The economic impact study makes a couple other points that I find to be of tremendous value when assessing this project. This study was done when the facility was referred to as North Carolina Civil War History Center. “Through its onsite education offerings, outreach programs and online programs, NCCWHC will expand informal educational opportunities for students in Fayetteville and State-wide. Enhanced opportunities for adult continuing education will also be created.

“The quality of life benefits of the new NCCWHC may have the most profound and long-lasting impacts on the Fayetteville community. This project will improve community self-esteem and citizenship by becoming a source of community pride and identity. NCCWHC will enhance Fayetteville and the downtown area as a place to live, work and recreate, thus improving all aspects of the local economy and community.”

Finally, I am amazed by the distinguished and extremely capable individuals who are actively involved in giving life to the History Center. There is some paid staff, but more than 100 volunteers are also investing their time and talents. Volunteers span civic leaders to educators and historians from here in Fayetteville, across the state and the country. I want to detail many of the staff and volunteers, but space will not allow it. Consequently, here are just a few.

John “Mac” Healy and Mary Lynn Bryan serve, respectively, as president and vice president of the History Center’s board of directors. They are volunteers and spoke at the Cumberland County Citizens United meeting referenced in the opening paragraph. Their vision, commitment and superb leadership skills showed through not only in their presentations but also in the progress of this effort to date.

David Winslow is president of the History Center. As president and founder of the Winslow Group, Inc., he brings to the table a wealth of knowledge and experience. This is coupled with a track record of successes in providing, from the company’s website, “a full range of fundraisingrelated services including campaign counsel, feasibility studies, emergency fundraising, campaign planning, prospect/donor database management, organizational assessments, and strategic planning.”
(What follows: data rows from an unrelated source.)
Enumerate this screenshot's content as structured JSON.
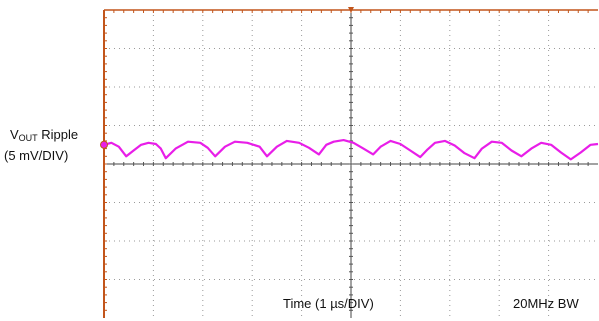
{
  "chart_data": {
    "type": "line",
    "title": "",
    "channel_label": {
      "prefix": "V",
      "subscript": "OUT",
      "suffix": " Ripple"
    },
    "channel_scale_label": "(5 mV/DIV)",
    "xlabel": "Time (1 µs/DIV)",
    "bandwidth_label": "20MHz BW",
    "x_divisions": 10,
    "y_divisions": 8,
    "xlim": [
      0,
      10
    ],
    "ylim": [
      -4,
      4
    ],
    "x_unit": "µs",
    "y_unit": "mV/DIV",
    "grid": true,
    "ground_marker_level_div": 0.5,
    "trigger_marker_time_div": 5,
    "series": [
      {
        "color": "#e81ee8",
        "x": [
          0,
          0.15,
          0.3,
          0.45,
          0.6,
          0.75,
          0.9,
          1.05,
          1.15,
          1.25,
          1.45,
          1.7,
          1.95,
          2.1,
          2.25,
          2.45,
          2.65,
          2.9,
          3.15,
          3.3,
          3.5,
          3.7,
          3.95,
          4.15,
          4.35,
          4.5,
          4.65,
          4.85,
          5.05,
          5.25,
          5.45,
          5.6,
          5.8,
          6.0,
          6.2,
          6.4,
          6.55,
          6.7,
          6.9,
          7.1,
          7.3,
          7.5,
          7.65,
          7.85,
          8.05,
          8.25,
          8.45,
          8.65,
          8.85,
          9.05,
          9.25,
          9.45,
          9.65,
          9.85,
          10
        ],
        "y": [
          0.5,
          0.55,
          0.45,
          0.2,
          0.35,
          0.5,
          0.55,
          0.52,
          0.4,
          0.15,
          0.4,
          0.58,
          0.55,
          0.42,
          0.2,
          0.45,
          0.58,
          0.55,
          0.45,
          0.2,
          0.45,
          0.6,
          0.55,
          0.42,
          0.25,
          0.5,
          0.58,
          0.62,
          0.55,
          0.4,
          0.25,
          0.45,
          0.6,
          0.52,
          0.35,
          0.18,
          0.38,
          0.55,
          0.6,
          0.48,
          0.28,
          0.15,
          0.4,
          0.58,
          0.55,
          0.35,
          0.2,
          0.4,
          0.55,
          0.5,
          0.3,
          0.12,
          0.3,
          0.5,
          0.52
        ]
      }
    ]
  }
}
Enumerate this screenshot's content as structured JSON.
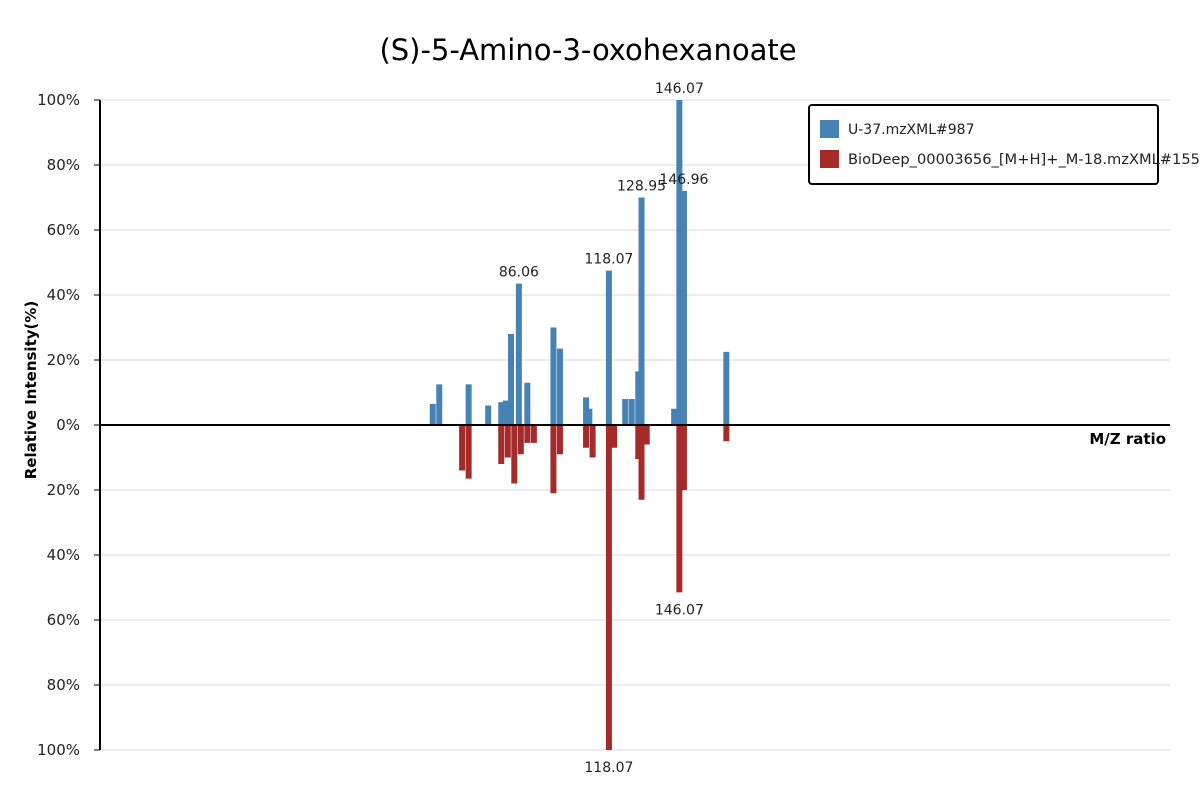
{
  "chart_data": {
    "type": "bar",
    "subtype": "mirror-spectrum",
    "title": "(S)-5-Amino-3-oxohexanoate",
    "xlabel": "M/Z ratio",
    "ylabel": "Relative Intensity(%)",
    "y_ticks_top": [
      "100%",
      "80%",
      "60%",
      "40%",
      "20%",
      "0%"
    ],
    "y_ticks_bottom": [
      "20%",
      "40%",
      "60%",
      "80%",
      "100%"
    ],
    "ylim": [
      -100,
      100
    ],
    "xlim": [
      10,
      174
    ],
    "grid": true,
    "legend_position": "top-right",
    "colors": {
      "top": "#4682b4",
      "bottom": "#a52a2a"
    },
    "series": [
      {
        "name": "U-37.mzXML#987",
        "direction": "up",
        "peaks": [
          {
            "mz": 61.0,
            "intensity": 6.5
          },
          {
            "mz": 62.0,
            "intensity": 12.5
          },
          {
            "mz": 66.5,
            "intensity": 12.5
          },
          {
            "mz": 69.5,
            "intensity": 6.0
          },
          {
            "mz": 71.5,
            "intensity": 7.0
          },
          {
            "mz": 72.2,
            "intensity": 7.5
          },
          {
            "mz": 73.0,
            "intensity": 28.0
          },
          {
            "mz": 74.2,
            "intensity": 43.5,
            "label": "86.06"
          },
          {
            "mz": 75.5,
            "intensity": 13.0
          },
          {
            "mz": 79.5,
            "intensity": 30.0
          },
          {
            "mz": 80.5,
            "intensity": 23.5
          },
          {
            "mz": 84.5,
            "intensity": 8.5
          },
          {
            "mz": 85.0,
            "intensity": 5.0
          },
          {
            "mz": 88.0,
            "intensity": 47.5,
            "label": "118.07"
          },
          {
            "mz": 90.5,
            "intensity": 8.0
          },
          {
            "mz": 91.5,
            "intensity": 8.0
          },
          {
            "mz": 92.5,
            "intensity": 16.5
          },
          {
            "mz": 93.0,
            "intensity": 70.0,
            "label": "128.95"
          },
          {
            "mz": 98.0,
            "intensity": 5.0
          },
          {
            "mz": 98.8,
            "intensity": 100.0,
            "label": "146.07"
          },
          {
            "mz": 99.5,
            "intensity": 72.0,
            "label": "146.96"
          },
          {
            "mz": 106.0,
            "intensity": 22.5
          }
        ]
      },
      {
        "name": "BioDeep_00003656_[M+H]+_M-18.mzXML#155",
        "direction": "down",
        "peaks": [
          {
            "mz": 65.5,
            "intensity": 14.0
          },
          {
            "mz": 66.5,
            "intensity": 16.5
          },
          {
            "mz": 71.5,
            "intensity": 12.0
          },
          {
            "mz": 72.5,
            "intensity": 10.0
          },
          {
            "mz": 73.5,
            "intensity": 18.0
          },
          {
            "mz": 74.5,
            "intensity": 9.0
          },
          {
            "mz": 75.5,
            "intensity": 5.5
          },
          {
            "mz": 76.5,
            "intensity": 5.5
          },
          {
            "mz": 79.5,
            "intensity": 21.0
          },
          {
            "mz": 80.5,
            "intensity": 9.0
          },
          {
            "mz": 84.5,
            "intensity": 7.0
          },
          {
            "mz": 85.5,
            "intensity": 10.0
          },
          {
            "mz": 88.0,
            "intensity": 100.0,
            "label": "118.07"
          },
          {
            "mz": 88.8,
            "intensity": 7.0
          },
          {
            "mz": 92.5,
            "intensity": 10.5
          },
          {
            "mz": 93.0,
            "intensity": 23.0
          },
          {
            "mz": 93.8,
            "intensity": 6.0
          },
          {
            "mz": 98.8,
            "intensity": 51.5,
            "label": "146.07"
          },
          {
            "mz": 99.5,
            "intensity": 20.0
          },
          {
            "mz": 106.0,
            "intensity": 5.0
          }
        ]
      }
    ]
  }
}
In an article from 2009 titled “The Finish Line,” David Wireback details how Winslow helped raise desperately needed funds to finish the International Civil Rights Center and Museum in Greensboro, North Carolina. Here are two lines from Wireback’s opening: “Barely a year ago, efforts to transform the former F.W. Woolworth Co. building into a world-class civil rights museum faced a huge challenge. Enter David Winslow, a Winston- Salem consultant with a statewide reputation for raising money for daunting projects.”

Please visit to learn more about the track record of David Winslow.

Dr. James Anderson, outgoing chancellor at Fayetteville State University, is on the History Center’s advisory board and is forthright in his support for this project. He speaks and writes in support. Even further, his organizing of events that allow citizens to become fully informed demonstrates a level of understanding and commitment far above the routine.

In recent weeks, Dr. Drew Gilpin Faust, a historian of the Civil War and the American South, committed to assisting with the digital education component. Faust served as the 28th president of Harvard University from July 1, 2007, through June 30, 2018. She was Harvard’s first female president and the first Harvard president without a Harvard degree.

Vines Architecture was chosen for this project. Victor Vines is president and principal. The design work is complete and available on the History Center’s website. Even though no construction had begun, the impressive design earned an Unbuilt Merit Award from American Institute of Architects in North Carolina in 2014.

America needs this center because it offers tremendous help in successfully addressing the racial tension and other issues that portend a dreadful future for this country. That help comes by way of a storytelling focus on people, an accuracyproducing process, positive economic impact, an effective educational approach and enhanced community self-esteem.

Finally, the effort is in the hands of people who are fully committed and extraordinarily capable.